Shares of Class A common stock subject to mandatory redemption (if any) are
classified as liability instruments and are measured at fair value. Shares of
conditionally redeemable Class A common stock (including shares of Class A
common stock that feature redemption rights that are either within the control
of the holder or subject to redemption upon the occurrence of uncertain events
not solely within our control) are classified as temporary equity. At all other
times, shares of Class A common stock are classified as stockholders' equity.
All of the Public Shares feature certain redemption rights that are considered
to be outside of our control and subject to the occurrence of uncertain future
events. Accordingly, as of both September 30, 2021 and December 31, 2020,
50,000,000 shares of Class A common stock subject to possible redemption are
presented as temporary equity outside of the stockholders' equity section of our
balance sheets. We recognize any subsequent changes in redemption value
immediately as they occur and adjust the carrying value of redeemable Class A
common stock to the redemption value at the end of each reporting period.
Immediately upon the closing of the Initial Public Offering, we recognized the
accretion from initial book value to redemption amount value of redeemable Class
A common stock. This method would view the end of the reporting period as if it
were also the redemption date for the security. The change in the carrying value
of redeemable Class A common stock also resulted in charges against Additional
paid-in capital and Accumulated deficit.
Net Income (Loss) Per Share of Common Stock
We comply with the accounting and disclosure requirements of ASC 260, Earnings
Per Share. Net income (loss) per share of common stock is computed by dividing
net income (loss) applicable to stockholders by the weighted average number of
shares of common stock outstanding for the applicable periods. We apply the
two-class method in calculating earnings per share. Accretion associated with
the redeemable shares of Class A common stock is excluded from earnings per
share as the redemption value approximates fair value.
We have not considered the effect of the warrants to purchase an aggregate of
16,999,999 shares of Class A common stock sold in the Initial Public Offering
and Private Placement in the calculation of diluted earnings per share, since
their inclusion would be anti-dilutive under the treasury stock method. As a
result, diluted earnings per share of common stock is the same as basic earnings
per share of common stock for the periods presented.
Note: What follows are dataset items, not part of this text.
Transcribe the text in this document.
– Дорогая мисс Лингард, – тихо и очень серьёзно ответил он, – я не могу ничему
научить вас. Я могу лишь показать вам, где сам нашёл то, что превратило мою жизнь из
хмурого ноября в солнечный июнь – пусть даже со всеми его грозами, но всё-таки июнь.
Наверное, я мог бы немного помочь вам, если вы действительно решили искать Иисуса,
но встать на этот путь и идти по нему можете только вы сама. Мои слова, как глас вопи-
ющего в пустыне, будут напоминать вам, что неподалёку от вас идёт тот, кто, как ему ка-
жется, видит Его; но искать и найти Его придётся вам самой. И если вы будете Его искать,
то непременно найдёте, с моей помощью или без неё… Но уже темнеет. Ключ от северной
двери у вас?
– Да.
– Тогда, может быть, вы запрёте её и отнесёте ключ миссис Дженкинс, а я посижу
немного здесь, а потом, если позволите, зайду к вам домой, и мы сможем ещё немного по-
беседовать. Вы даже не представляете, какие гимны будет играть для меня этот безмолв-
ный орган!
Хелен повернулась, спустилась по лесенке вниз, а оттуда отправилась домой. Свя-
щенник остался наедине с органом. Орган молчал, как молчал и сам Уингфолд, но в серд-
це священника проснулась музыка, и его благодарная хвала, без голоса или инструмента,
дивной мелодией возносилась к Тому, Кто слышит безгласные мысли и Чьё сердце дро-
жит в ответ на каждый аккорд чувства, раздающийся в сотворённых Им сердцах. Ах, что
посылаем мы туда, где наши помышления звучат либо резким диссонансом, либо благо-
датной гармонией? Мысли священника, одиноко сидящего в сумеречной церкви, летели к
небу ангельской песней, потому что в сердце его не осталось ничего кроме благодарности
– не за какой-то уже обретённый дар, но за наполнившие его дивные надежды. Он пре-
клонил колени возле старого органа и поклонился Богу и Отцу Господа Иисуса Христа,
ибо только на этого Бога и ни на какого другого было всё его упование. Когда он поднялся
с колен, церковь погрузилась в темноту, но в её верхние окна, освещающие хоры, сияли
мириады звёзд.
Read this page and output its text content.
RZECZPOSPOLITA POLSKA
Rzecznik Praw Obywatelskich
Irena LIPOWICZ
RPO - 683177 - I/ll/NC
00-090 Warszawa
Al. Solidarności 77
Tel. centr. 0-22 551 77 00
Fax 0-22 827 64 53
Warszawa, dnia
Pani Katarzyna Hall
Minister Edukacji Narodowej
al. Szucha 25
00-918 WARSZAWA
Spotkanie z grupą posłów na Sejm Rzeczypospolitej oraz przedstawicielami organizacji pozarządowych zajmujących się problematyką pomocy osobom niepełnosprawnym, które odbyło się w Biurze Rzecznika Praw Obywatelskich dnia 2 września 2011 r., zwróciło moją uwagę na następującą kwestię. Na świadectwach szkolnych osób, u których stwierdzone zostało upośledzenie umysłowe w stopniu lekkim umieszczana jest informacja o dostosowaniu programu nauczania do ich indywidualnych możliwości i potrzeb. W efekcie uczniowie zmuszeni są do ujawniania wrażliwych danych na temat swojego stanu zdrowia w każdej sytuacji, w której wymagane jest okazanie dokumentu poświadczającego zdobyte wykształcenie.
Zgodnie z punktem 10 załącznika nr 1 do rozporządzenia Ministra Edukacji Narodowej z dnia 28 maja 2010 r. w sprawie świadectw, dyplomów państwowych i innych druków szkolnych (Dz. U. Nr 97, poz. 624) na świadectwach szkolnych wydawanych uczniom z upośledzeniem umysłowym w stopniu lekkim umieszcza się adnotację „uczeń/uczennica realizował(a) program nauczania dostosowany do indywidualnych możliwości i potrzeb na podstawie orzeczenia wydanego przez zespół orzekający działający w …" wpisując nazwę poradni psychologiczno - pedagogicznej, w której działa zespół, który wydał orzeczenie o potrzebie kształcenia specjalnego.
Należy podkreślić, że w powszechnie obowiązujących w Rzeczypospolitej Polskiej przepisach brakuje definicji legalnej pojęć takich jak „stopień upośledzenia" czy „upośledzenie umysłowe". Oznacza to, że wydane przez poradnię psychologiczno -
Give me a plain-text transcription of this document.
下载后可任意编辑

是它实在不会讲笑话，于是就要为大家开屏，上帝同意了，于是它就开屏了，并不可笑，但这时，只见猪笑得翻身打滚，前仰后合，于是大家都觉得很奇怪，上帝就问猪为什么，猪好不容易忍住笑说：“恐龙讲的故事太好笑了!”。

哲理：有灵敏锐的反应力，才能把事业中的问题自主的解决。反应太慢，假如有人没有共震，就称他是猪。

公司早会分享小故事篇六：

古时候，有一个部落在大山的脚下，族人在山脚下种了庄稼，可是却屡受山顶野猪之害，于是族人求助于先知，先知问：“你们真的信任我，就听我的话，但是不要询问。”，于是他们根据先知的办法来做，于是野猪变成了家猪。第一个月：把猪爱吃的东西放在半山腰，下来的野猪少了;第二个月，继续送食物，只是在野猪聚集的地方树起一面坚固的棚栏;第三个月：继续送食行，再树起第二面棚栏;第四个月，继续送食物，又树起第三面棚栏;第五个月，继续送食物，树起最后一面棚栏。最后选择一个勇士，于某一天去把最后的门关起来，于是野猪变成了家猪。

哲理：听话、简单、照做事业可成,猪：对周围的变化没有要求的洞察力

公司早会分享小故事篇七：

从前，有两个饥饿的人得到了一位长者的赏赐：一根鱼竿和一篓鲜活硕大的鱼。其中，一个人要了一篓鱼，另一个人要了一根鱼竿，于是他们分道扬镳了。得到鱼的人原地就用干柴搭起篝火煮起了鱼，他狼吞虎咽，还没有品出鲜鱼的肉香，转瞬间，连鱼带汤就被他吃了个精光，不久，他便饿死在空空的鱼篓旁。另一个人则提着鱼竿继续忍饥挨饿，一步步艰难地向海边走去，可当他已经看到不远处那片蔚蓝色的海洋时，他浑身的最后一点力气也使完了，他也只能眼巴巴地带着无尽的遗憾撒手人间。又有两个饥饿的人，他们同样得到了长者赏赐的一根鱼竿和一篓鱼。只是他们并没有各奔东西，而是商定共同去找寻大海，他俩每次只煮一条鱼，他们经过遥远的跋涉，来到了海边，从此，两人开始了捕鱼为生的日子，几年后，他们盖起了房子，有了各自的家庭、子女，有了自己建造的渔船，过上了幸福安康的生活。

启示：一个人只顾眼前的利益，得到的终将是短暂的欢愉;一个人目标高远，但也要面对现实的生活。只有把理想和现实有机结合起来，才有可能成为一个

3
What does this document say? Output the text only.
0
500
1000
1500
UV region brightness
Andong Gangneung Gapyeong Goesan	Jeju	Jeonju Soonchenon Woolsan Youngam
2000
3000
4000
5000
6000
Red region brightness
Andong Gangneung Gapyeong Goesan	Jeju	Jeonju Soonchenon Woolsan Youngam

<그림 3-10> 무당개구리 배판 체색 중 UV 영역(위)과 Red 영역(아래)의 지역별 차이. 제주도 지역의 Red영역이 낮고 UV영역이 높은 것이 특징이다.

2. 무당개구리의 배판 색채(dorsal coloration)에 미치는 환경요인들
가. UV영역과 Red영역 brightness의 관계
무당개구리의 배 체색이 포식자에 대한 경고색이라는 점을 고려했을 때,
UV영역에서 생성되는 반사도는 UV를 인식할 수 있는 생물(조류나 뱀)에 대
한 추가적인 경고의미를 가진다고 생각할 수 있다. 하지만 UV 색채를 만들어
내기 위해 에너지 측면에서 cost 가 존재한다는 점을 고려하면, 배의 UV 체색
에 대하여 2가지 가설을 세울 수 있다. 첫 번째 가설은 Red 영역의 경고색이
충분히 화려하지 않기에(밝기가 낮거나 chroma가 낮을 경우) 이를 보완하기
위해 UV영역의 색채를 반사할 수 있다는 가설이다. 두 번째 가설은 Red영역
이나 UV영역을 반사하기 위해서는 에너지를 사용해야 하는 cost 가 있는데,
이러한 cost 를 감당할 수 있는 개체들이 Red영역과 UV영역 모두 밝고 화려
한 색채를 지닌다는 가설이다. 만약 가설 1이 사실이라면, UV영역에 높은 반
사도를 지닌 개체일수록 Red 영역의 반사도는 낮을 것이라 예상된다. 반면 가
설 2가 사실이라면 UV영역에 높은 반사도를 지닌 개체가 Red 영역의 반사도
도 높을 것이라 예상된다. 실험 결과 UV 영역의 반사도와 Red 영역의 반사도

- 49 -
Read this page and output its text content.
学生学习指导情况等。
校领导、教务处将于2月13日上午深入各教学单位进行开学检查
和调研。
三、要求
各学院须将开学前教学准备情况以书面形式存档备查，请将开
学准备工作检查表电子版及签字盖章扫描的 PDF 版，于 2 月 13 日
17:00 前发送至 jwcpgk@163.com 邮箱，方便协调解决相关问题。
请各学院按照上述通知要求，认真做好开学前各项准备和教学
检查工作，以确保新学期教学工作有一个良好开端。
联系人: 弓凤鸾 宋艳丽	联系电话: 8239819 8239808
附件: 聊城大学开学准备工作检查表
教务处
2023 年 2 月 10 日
Off-Balance Sheet Arrangements and Contractual Obligations
As of September 30, 2021, we did not have any off-balance sheet arrangements as
defined in Item 303(a)(4)(ii) of Regulation S-K and did not have any commitments
or contractual obligations.
Recent Accounting Pronouncements
See Note 2-"Summary of Significant Accounting Policies" to our unaudited
condensed financial statements in Part I, Item 1 of this Quarterly Report on
Form 10-Q for information regarding recent accounting pronouncements.